The finding regarding what’s known as “altruistic kidney donation” could help experts find ways to increase living kidney donations, according to the study, which was published online recently in the journal Psychological Science.
“Anywhere from 11 percent to 54 percent of adults say they’d be willing to consider altruistic kidney donation, but only a tiny fraction of them actually become donors,” study senior author Abigail Marsh, a psychological scientist at Georgetown University, said in a journal news release.
These findings suggest that higher levels of well-being might be a factor that “nudges” some people into actually donating a kidney, she said.

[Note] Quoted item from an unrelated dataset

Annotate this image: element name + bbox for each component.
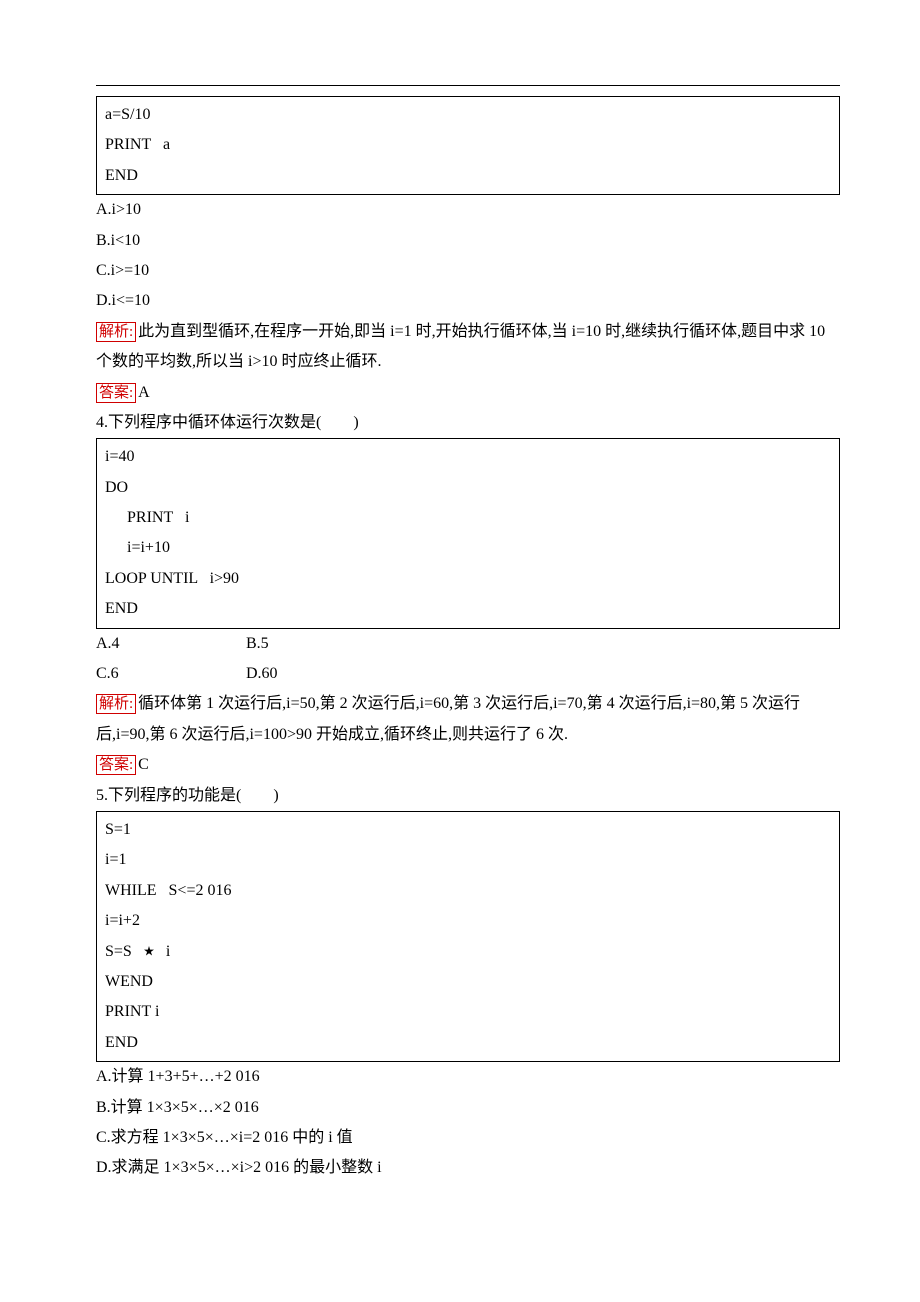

The researchers analyzed national data and found that states where larger percentages of people donated kidneys to strangers tended to have higher levels of well-being. This link remained when the states were combined into nine geographic regions, and when other factors — such as age, education, income and mental and physical health — were taken into account.
“You’d be amazed by the responses some donors get from those who learn about their donation — people who see them as weird or even crazy for doing something so far outside the norm as giving away an internal organ to a stranger,” Marsh said. “These data help to show that there are understandable, normal psychological mechanisms that lead to this kind of behavior, uncommon as it is.”
The findings could also help increase living kidney donations, she said.
“Kidney disease is now the eighth leading cause of death in the United States, and living kidney donations are the best hope for restoring people to health who have kidney disease,” Marsh said. “Understanding the dynamics that lead to this kind of donation might help increase the number of donations, which currently are in decline.”